Uyhazi Katherine E, Binenbaum Gil, Carducci Nicholas, Zackai Elaine H, Aleman Tomas S
a Scheie Eye Institute at the Perelman Center for Advanced Medicine , University of Pennsylvania , Philadelphia , PA , USA.
b Division of Ophthalmology , Children's Hospital of Philadelphia , Philadelphia , PA , USA.
Ophthalmic Genet. 2018 Jun;39(3):399-404. doi: 10.1080/13816810.2018.1459735. Epub 2018 Apr 10.
To describe early structural and functional retinal changes in a patient with Cohen syndrome.
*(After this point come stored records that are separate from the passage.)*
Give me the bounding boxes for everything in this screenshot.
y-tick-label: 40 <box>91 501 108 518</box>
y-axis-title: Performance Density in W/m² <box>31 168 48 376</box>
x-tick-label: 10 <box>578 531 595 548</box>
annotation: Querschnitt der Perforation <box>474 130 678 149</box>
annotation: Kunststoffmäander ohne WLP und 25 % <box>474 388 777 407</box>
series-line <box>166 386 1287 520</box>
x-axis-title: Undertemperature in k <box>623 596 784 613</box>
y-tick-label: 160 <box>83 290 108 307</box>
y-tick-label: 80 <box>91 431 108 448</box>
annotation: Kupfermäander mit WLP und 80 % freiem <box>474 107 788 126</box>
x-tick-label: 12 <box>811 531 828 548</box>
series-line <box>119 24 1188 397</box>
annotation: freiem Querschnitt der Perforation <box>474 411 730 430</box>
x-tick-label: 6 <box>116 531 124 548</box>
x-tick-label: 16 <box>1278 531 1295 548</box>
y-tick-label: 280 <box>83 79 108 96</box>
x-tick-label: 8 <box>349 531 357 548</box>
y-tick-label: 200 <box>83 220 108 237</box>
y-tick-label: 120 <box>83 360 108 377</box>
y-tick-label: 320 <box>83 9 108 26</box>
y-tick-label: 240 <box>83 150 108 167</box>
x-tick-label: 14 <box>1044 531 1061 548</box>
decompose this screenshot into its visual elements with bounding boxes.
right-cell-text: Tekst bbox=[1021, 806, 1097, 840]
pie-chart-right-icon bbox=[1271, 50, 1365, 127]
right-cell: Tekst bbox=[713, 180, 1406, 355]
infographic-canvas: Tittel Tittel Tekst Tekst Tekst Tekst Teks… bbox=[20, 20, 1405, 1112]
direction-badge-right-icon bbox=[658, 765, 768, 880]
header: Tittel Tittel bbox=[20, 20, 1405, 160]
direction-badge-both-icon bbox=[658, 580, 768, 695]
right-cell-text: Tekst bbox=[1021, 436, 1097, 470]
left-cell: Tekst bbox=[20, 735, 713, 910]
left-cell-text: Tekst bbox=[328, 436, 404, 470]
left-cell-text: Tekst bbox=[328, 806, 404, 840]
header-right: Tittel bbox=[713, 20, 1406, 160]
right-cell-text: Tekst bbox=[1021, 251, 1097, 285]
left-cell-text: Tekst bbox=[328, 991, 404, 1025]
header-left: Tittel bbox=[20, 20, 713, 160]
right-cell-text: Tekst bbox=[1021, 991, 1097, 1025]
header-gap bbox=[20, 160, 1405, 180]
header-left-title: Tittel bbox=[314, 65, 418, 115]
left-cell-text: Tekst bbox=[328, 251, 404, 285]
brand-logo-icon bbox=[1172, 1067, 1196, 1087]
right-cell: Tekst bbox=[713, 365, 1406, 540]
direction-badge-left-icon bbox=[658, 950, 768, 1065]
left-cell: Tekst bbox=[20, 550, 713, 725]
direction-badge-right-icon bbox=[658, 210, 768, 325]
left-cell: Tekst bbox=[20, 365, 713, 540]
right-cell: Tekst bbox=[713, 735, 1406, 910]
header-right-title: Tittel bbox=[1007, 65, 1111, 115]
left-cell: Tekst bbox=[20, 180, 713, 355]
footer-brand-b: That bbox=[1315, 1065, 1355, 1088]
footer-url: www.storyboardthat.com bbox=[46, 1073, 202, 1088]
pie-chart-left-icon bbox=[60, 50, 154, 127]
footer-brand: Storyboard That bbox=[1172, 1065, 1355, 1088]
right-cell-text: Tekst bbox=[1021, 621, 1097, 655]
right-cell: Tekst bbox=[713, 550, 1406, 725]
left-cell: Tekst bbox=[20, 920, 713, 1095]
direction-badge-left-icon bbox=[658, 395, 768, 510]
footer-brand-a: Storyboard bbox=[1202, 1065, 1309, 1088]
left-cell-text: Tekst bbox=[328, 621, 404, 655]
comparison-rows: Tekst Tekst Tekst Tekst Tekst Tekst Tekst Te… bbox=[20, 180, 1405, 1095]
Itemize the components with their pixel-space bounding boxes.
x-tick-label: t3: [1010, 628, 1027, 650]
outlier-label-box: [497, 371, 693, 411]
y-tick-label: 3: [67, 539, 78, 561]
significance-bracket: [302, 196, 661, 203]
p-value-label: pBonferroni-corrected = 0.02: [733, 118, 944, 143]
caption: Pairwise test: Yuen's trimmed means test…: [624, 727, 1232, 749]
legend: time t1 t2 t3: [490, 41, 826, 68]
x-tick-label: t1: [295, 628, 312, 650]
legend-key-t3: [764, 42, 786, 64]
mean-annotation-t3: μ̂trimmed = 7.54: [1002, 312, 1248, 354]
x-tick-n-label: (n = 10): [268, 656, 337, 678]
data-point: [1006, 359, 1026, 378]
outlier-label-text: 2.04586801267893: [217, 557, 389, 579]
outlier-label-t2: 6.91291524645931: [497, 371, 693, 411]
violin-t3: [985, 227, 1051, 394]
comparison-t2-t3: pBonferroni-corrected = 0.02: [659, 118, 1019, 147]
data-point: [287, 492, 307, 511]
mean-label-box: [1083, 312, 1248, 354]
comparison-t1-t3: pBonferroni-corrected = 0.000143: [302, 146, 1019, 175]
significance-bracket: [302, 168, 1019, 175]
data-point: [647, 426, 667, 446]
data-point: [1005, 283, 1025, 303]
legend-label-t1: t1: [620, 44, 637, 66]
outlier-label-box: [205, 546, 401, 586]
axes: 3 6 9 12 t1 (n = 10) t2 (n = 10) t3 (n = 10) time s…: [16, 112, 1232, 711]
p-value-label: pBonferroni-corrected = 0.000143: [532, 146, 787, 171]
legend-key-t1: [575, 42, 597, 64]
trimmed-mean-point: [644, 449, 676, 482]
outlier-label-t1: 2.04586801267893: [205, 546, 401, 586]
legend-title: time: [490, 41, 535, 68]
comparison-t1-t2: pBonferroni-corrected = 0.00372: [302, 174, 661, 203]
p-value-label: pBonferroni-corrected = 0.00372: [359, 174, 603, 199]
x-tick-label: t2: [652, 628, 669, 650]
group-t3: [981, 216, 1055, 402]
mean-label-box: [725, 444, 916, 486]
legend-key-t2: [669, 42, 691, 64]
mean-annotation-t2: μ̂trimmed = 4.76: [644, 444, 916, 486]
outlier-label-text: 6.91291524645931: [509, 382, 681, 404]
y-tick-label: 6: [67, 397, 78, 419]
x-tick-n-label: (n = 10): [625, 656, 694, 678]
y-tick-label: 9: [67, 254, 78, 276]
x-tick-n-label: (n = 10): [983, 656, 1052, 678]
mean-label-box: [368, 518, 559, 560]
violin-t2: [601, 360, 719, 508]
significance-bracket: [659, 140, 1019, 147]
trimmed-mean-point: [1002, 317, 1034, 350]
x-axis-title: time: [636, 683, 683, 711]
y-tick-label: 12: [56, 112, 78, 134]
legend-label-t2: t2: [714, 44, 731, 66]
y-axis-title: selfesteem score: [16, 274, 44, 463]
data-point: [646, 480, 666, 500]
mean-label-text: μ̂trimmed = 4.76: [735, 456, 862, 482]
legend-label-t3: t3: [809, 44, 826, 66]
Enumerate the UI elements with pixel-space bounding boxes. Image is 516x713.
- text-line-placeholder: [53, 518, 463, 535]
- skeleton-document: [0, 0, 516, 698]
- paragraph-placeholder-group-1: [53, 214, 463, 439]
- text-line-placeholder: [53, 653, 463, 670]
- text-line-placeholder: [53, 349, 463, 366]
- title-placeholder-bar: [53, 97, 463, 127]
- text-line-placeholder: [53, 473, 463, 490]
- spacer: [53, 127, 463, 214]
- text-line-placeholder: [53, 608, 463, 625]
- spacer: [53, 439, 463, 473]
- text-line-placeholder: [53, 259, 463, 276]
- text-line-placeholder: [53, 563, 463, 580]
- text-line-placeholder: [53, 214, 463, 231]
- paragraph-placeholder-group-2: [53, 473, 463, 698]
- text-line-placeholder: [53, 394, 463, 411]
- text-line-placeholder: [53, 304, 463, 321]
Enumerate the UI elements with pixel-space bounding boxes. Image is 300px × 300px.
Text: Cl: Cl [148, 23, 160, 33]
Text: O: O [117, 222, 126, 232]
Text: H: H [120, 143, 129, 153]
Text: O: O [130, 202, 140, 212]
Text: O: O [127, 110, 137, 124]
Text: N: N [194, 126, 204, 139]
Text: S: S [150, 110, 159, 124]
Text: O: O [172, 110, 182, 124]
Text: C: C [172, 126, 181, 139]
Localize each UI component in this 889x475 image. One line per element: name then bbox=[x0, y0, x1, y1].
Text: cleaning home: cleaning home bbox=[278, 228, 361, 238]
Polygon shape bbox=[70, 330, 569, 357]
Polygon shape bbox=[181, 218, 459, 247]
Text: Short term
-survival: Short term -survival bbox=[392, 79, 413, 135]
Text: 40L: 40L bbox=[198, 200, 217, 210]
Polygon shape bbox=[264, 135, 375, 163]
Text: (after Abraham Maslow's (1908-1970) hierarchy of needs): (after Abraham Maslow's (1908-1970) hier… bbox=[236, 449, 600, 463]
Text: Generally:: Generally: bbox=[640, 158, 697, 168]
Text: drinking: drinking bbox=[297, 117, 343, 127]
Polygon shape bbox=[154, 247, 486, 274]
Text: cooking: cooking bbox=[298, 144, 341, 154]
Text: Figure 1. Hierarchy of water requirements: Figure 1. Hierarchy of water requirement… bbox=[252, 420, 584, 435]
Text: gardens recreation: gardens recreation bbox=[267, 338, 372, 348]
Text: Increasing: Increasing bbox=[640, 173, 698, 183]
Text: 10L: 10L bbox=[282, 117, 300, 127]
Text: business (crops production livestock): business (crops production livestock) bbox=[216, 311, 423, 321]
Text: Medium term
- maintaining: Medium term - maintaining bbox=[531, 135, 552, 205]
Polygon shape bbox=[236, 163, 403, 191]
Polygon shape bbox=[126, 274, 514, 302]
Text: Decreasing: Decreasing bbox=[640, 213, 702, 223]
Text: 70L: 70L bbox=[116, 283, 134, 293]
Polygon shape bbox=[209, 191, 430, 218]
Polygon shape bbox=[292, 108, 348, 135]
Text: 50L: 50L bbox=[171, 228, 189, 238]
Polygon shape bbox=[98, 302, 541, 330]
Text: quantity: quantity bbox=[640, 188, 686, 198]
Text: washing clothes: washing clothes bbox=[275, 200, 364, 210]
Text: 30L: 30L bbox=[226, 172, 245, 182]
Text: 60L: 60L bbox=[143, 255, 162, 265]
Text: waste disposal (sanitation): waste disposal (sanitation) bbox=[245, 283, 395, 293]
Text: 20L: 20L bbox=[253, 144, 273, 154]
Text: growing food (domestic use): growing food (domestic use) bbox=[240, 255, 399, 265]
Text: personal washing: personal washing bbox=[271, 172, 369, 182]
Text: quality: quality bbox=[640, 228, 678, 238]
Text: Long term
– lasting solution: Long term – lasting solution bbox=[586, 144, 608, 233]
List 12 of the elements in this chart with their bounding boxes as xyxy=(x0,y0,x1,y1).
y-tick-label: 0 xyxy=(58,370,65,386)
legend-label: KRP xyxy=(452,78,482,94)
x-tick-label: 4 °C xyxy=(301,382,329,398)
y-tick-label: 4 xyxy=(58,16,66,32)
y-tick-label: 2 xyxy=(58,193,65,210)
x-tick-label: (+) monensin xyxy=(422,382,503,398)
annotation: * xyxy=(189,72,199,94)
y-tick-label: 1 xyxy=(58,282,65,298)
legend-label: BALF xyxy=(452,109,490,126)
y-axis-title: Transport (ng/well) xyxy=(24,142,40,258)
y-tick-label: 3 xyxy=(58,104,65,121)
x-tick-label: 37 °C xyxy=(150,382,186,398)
A 13-month-old Caucasian girl of Irish and Spanish ancestry was noted to have micrognathia and laryngomalacia at birth, which prompted a genetic evaluation that revealed biallelic deletions in COH1 (VPS13B) (a maternally inherited 60-kb deletion involving exons 26-32 and a paternally inherited 3.5-kb deletion within exon 17) consistent with Cohen syndrome. She underwent a complete ophthalmic examination, full-field flash electroretinography and retinal imaging with spectral domain optical coherence tomography.
Central vision was central, steady, and maintained. There was bilateral myopic astigmatic refractive error. Fundus exam was notable for dark foveolar pigmentation, but no obvious abnormalities of either eye. Spectral domain optical coherence tomography cross sections through the fovea revealed a normal appearing photoreceptor outer nuclear layer but loss of the interdigitation signal between the photoreceptor outer segments and the apical retinal pigment epithelium. Retinoschisis involving the inner nuclear layer of both eyes and possible ganglion cell layer thinning were also noted. There was a detectable electroretinogram with similarly reduced amplitudes of rod- (white, 0.01 cd.s.m) and cone-mediated (3 cd.s.m, 30 Hz) responses.
Photoreceptor outer segment abnormalities and retinoschisis may represent the earliest structural retinal change detected by spectral domain optical coherence tomography in patients with Cohen syndrome, suggesting a complex pathophysiology with primary involvement of the photoreceptor cilium and disorganization of the structural integrity of the inner retina.
描述一名科恩综合征患者早期视网膜的结构和功能变化。
一名13个月大、具有爱尔兰和西班牙血统的白种女孩在出生时被发现有小颌畸形和喉软化症,这促使进行了基因评估,结果显示COH1(VPS13B)基因存在双等位基因缺失(一个母系遗传的60 kb缺失,涉及外显子26 - 32,以及一个父系遗传的外显子17内3.5 kb的缺失),符合科恩综合征。她接受了全面的眼科检查、全视野闪光视网膜电图检查以及使用光谱域光学相干断层扫描的视网膜成像检查。
中心视力居中、稳定且保持良好。存在双侧近视散光屈光不正。眼底检查可见中央凹色素沉着较深,但双眼无明显异常。通过中央凹的光谱域光学相干断层扫描横截面显示,光感受器外核层外观正常,但光感受器外段与视网膜色素上皮顶端之间的指状交叉信号缺失。还发现双眼视网膜内层劈裂以及可能的神经节细胞层变薄。视网膜电图可检测到,其中视杆细胞介导的反应(白光,0.01 cd.s.m)和视锥细胞介导的反应(3 cd.s.m,30 Hz)的振幅同样降低。
光感受器外段异常和视网膜内层劈裂可能是光谱域光学相干断层扫描在科恩综合征患者中检测到的最早视网膜结构变化,提示其病理生理过程复杂,主要涉及光感受器纤毛以及视网膜内层结构完整性的紊乱。